C’est sur cette base que Sheff G construit son premier album au titre évocateur et ambitieux : One and Only. Des fondations posées quasi exclusivement par Great John, un beatmaker du New Jersey qui marie des éléments rythmiques propres à la drill made in UK avec des mélodies lancinantes. Sur une symphonie nuancée de noir et de gris, le natif de Flatbush met à profit sa voix de crooner profonde mais encore juvénile. L’enchaînement des six premières pistes semble se faire sans interruption, aidé par un format très court qui se résume souvent à deux refrains encadrant un unique couplet, comme autant de balades qui racontent la solitude, la paranoïa et l’adversité. Le propos n’est certes pas novateur mais a le mérite d’être amené avec une cohérence musicale évidente. C’est que Sheff G alterne avec une fluidité assez fascinante entre le chant et une voix plus rugueuse et tranchante. Une pleine maîtrise de son art et de son organe vocal qui prend toute sa mesure sur un « Michael » aux allures de marche funèbre. Une respiration apeurée y devient un élément à part entière de lyrics fredonnés, puis assénés avec violence dans la même mesure. Les mots sont en fait presque secondaires tant l’emphase est mise sur ces variations vocales fréquentes et subtiles.

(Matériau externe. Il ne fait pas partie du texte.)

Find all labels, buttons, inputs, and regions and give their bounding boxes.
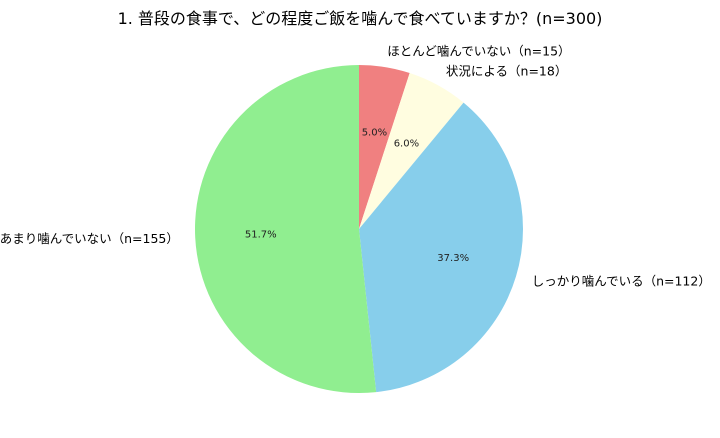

« Une symphonie de noir et de gris »

Le champ lexical et l’univers que Sheff G dépeint ne sont de toute façon pas très originaux, bien qu’incontestablement sincères : un jeune homme ayant vu trop tôt ses amis arrachés par la mort ou la prison, et pour qui la violence devient une catharsis autant qu’une épée de Damoclès. Les drogues sont présentes à bien moindre dose que pour nombre d’autres rappeurs, laissant toute la place à un spleen sobre et lucide. « Once I’m Gone » met le plus à profit cette écriture simple, chantée avec précision sur un air de flûte vacillant comme la flamme d’une bougie déposée sur le trottoir. Seuls « No Suburban 2 » et « Lil Big Bro Shit » adoptent une approche plus frontale comme pour rappeler que Sheff G peut toujours remettre le masque et les gants et partir en chasse dans la quartier rival. À ce titre, le morceau suivant, « Tonight 2 », peine à reproduire l’urgence oppressante qui entoure l’heure du crime comme le faisait si bien la première itération sur The Unluccy Luccy Kid. Sa guitare sèche, son refrain un brin fainéant et son couplet faiblard constituent sûrement la seule fausse note de l’album. Ce qui n’empêche pas le souhait que le spectacle monochrome offert par Sheff G se poursuive encore quelques instants lorsque les vingt-cinq courtes minutes de ce disque arrivent à leur terme.

Malgré toute cette maîtrise, un sentiment continue pourtant de planer, aussi frustrant qu’excitant pour le futur : celui que la musique de Sheff G pourrait offrir beaucoup plus si son auteur livrait plus de lui-même et laissait sa personnalité s’affirmer. L’empreinte vocale subtile et précise n’en serait que plus envoûtante si elle était mise au service d’une écriture plus tranchante avec plus de reliefs. Le jeune homme ne sort malheureusement presque jamais de sa coquille comme si la lumière l’effrayait. Aussi talentueux soit-il, Sheff G n’a pas la présence captivante de feu Pop Smoke ou d’un 50 Cent dont les intonations semblent une source d’inspiration évidente (encore moins d’un Notorious B.I.G. auquel il multiplie les clins d’œils visuels depuis quelques mois). Il est une figure plus distante, plus éthérée qui prend lentement forme et matière. L’identité sonore, façonnée depuis bientôt un an en compagnie de Sleepy Hallow, est patiemment en train de devenir incontournable chez la nouvelle génération d’artistes new-yorkais. Ainsi, lorsque Lil Tjay invite les deux comparses pour « Wet Em Up Pt 2 » sur sa mixtape State Of Emergency, l’artiste du Bronx, plus habitué aux comptines sucrées d’un A Boggie with da Hoodie, emprunte leur formule quasiment à la lettre. Difficile de séparer l’effet d’opportunité de la véritable inspiration, mais c’est un signe incontestable que Sheff G construit son socle dans son coin, déjà préparé à l’étape d’après quand l’engouement sera retombé et qu’il faudra bâtir sur le long terme. Sur des fondations déjà solides, il pose peut-être avec One and Only les premières pierres d’un édifice unique chez ses contemporains.